With the financial year set to end on March 31st, we will soon see taxpayers rushing to invest in tax-free financial instruments to claim tax deductions. In addition to term insurance, NSC, PPF, NPS, retail investors can also invest in his ELSS mutual fund.
Equity Linked Savings Scheme (ELSS) mutual funds have a lock-in period of three years and provide equity exposure while offering tax benefits to investors.
Under Section 80C of the Income Tax Act, investors are entitled to claim up to income tax exemption. INR1,50,000 for investment in ELSS Fund.
Deepak Agarwal, a Delhi-based chartered accountant, said, “Moderate to high risk oriented investors may want to consider ELSS as a viable investment option. ELSS helps in income tax savings.'' Not only that, but it also promotes wealth creation.”
There are a total of 42 ELSS mutual funds with total asset value. INR2.04 billion. These mutual fund schemes, as a category, achieved his one-year return of 37.83% in the past year. Over the past two years, this category has delivered an annualized return of 19.50%. Lucifer Data is current as of February 22, 2024.

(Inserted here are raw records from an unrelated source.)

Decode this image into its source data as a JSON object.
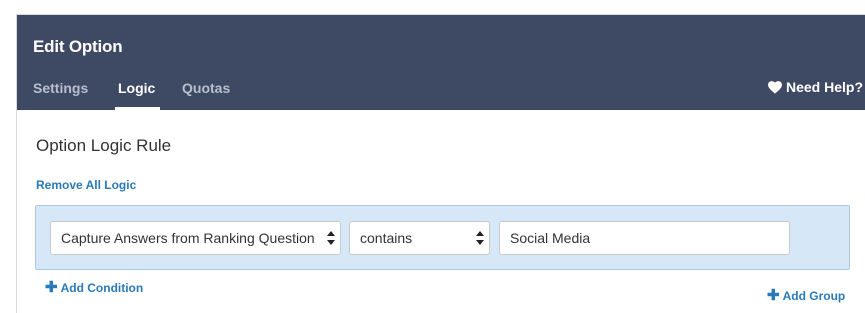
{
  "window": {
    "title": "Edit Option"
  },
  "tabs": [
    {
      "label": "Settings",
      "active": false
    },
    {
      "label": "Logic",
      "active": true
    },
    {
      "label": "Quotas",
      "active": false
    }
  ],
  "help": {
    "label": "Need Help?",
    "icon": "heart-icon"
  },
  "section": {
    "title": "Option Logic Rule"
  },
  "actions": {
    "remove_all": "Remove All Logic",
    "add_condition": "Add Condition",
    "add_group": "Add Group"
  },
  "condition": {
    "question": "Capture Answers from Ranking Question",
    "operator": "contains",
    "value": "Social Media"
  },
  "colors": {
    "header_bg": "#3e4a64",
    "accent": "#2a7ab8",
    "logic_box_bg": "#d6e8f7"
  }
}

Also read: Mutual Funds: How to open a SIP account online? Step-by-step guide
If you are planning to invest in an Equity Linked Savings Scheme (ELSS) after redeeming your current equity investment, make sure to be aware of the following important provisions.

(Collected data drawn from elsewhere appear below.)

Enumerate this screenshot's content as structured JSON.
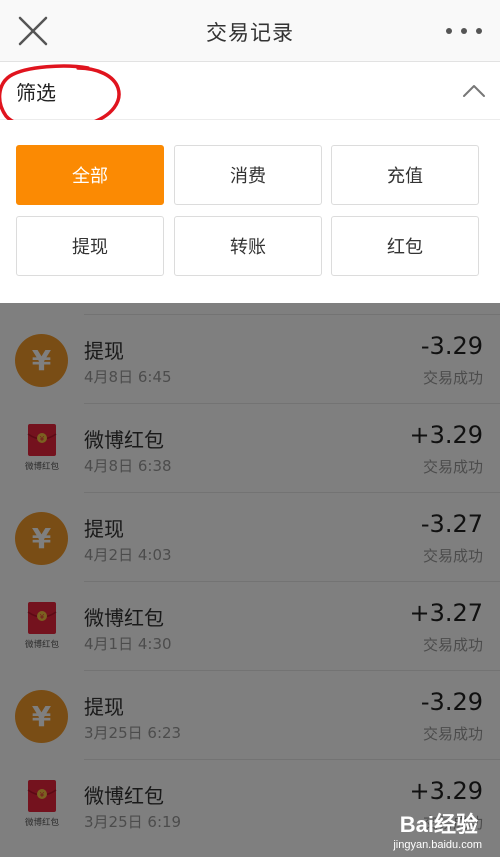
{
  "navbar": {
    "title": "交易记录",
    "close_icon": "close-icon",
    "more_icon": "more-dots-icon"
  },
  "filter": {
    "label": "筛选",
    "toggle_icon": "chevron-up-icon",
    "options": [
      "全部",
      "消费",
      "充值",
      "提现",
      "转账",
      "红包"
    ],
    "selected": "全部",
    "accent_color": "#fb8a03"
  },
  "transactions": [
    {
      "icon": "yen-icon",
      "name": "提现",
      "time": "4月8日 6:45",
      "amount": "-3.29",
      "status": "交易成功"
    },
    {
      "icon": "red-packet-icon",
      "icon_text": "微博红包",
      "name": "微博红包",
      "time": "4月8日 6:38",
      "amount": "+3.29",
      "status": "交易成功"
    },
    {
      "icon": "yen-icon",
      "name": "提现",
      "time": "4月2日 4:03",
      "amount": "-3.27",
      "status": "交易成功"
    },
    {
      "icon": "red-packet-icon",
      "icon_text": "微博红包",
      "name": "微博红包",
      "time": "4月1日 4:30",
      "amount": "+3.27",
      "status": "交易成功"
    },
    {
      "icon": "yen-icon",
      "name": "提现",
      "time": "3月25日 6:23",
      "amount": "-3.29",
      "status": "交易成功"
    },
    {
      "icon": "red-packet-icon",
      "icon_text": "微博红包",
      "name": "微博红包",
      "time": "3月25日 6:19",
      "amount": "+3.29",
      "status": "交易成功"
    }
  ],
  "watermark": {
    "logo_text": "Bai经验",
    "url": "jingyan.baidu.com"
  }
}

5 important regulations you need to know
1 If you sell an equity investment purchased less than 1 year ago before 31 March 2024, the capital gain will be taxed according to short-term capital gains (STCG) tax.
2. If the current equity investment is more than one year old and redeemed before March 31 of this year, the gain will be taxed as per Long Term Capital Gains (LTCG) tax provisions i.e. at the rate of 10. percent. If you apply for indexing, the applicable tax rate will be 20 percent.
Also Read: 9 Best ELSS Mutual Funds to Buy in 2024.check here
3. LTCG is applicable only if the profit from stock investment in one financial year exceeds 20 billion yen. INRHundred thousand.
4. If you want to avail the tax deduction for the current financial year, you must invest in one of the ELSS schemes by March 31, 2024.
5. If you have invested in ELSS schemes more than three years ago, you can redeem them and reinvest the proceeds before the end of the financial year in order to claim tax benefits for the current financial year.
Unlock a world of benefits! From insightful newsletters to real-time inventory tracking, breaking news and personalized newsfeeds, it's all here, just a click away. Log in here!
Check out all the mutual fund news and updates on Live Mint. Check out all the latest action on the 2024 Budget here. Download the Mint News app for daily market updates and live business news.